Table of Contents
gRPC / gNMI is the latest Yang-based network automation method that is the topic of this module.
In this section, we introduce gRPC and gNMI and compare it to the RESTCONF and NETCONF protocols, the other two Yang-based network automation methods that we discussed in the previous modules.
gRPC and gNMI Introduction
what are gRPC and gNMI in network automation?
RPC is a protocol that allows one program to request a service from another program located in another computer.
Probably you remember that NETCONF protocol uses RPC commands to request to get or change a configuration in network devices.
gRPC or Google RPC is Google’s version of RPC which is more efficient and faster. It was developed by Google to enable microservices to communicate with each other in a more efficient way.

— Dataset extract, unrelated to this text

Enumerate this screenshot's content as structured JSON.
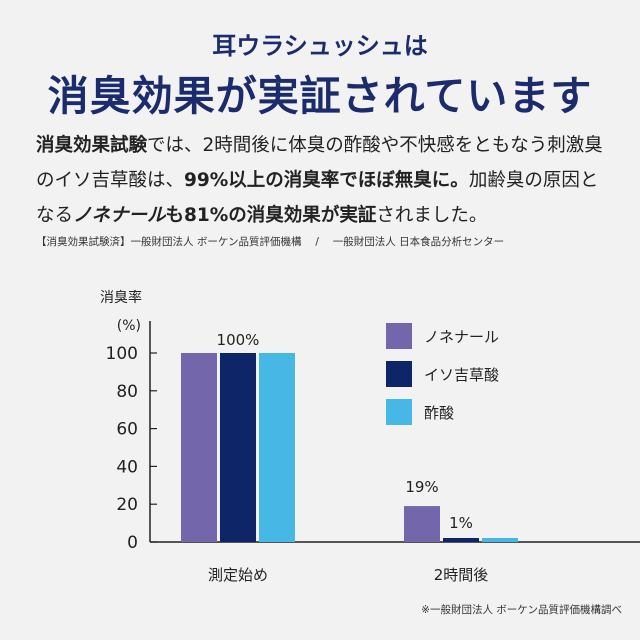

But the details of gRPC are not important to us. We should only know that it uses protocol buffers (protobufs) to encode data between remote systems.
You can compare protobufs to XML and JSON used in netconf and restconf to encode the data.
Protobufs is not human-readable like XML and JSON, but is more efficient and faster.
gNMI or google RPC network management interface is a specific version of gRPC for network management. It is based on YANG data structure like restconf and netconf and the main topic of this module.
gNMI versus NETCONF and RESTCONF
The protocols gNMI, restconf and netconf, all of them are based on YANG data structure.
Netconf transfer commands to the network devices over SSH. Restconf over HTTP and gNMI over HTTP/2.
In netconf we use rpc commands to get the configuration or edit the configuration of network devices.
The commands, “get” and “get-config” are used to get the configuration or statistics and the command “edit-config” is used to change the configuration.
In restconf we use http commands, mostly “get” and “put” to get or change the configuration.
In gNMI we use gRPC commands, “capabilities” to get supported YANG capabilities, “get” to get the configuration and “set” command to change the configuration.
Finally, a new command, compare to netconf and restconf, “subscribe” in which any application can subscribe itself to any data in supported YANG data structure.
Subscribing allows the data to be streamed to the requestor at regular intervals and also whenever changes.
For example, you can subscribe to the status of interfaces. When the state of the interface changes, this is streamed to your application.
The data sent or received over the netconf protocol is encoded using XML. Both XML and JSON are supported in restconf. Protobufs and also JSON are supported in new gNMI protocol.
gNMI demonstartion resource
To demonstrate gNMI, unfortunately, most Cisco devices do not support gNMI or support it partially. According to Cisco documentation, Cisco network devices running NX-OS 9.3.3 or later fully support gNMi commands.
Therefore, we will use Arista network devices to demonstrate gNMI protocol.
I used an Arista example gNMI demonstration video on YouTube and an Arista openconfig GitHub link in this module for gNMI demonstration.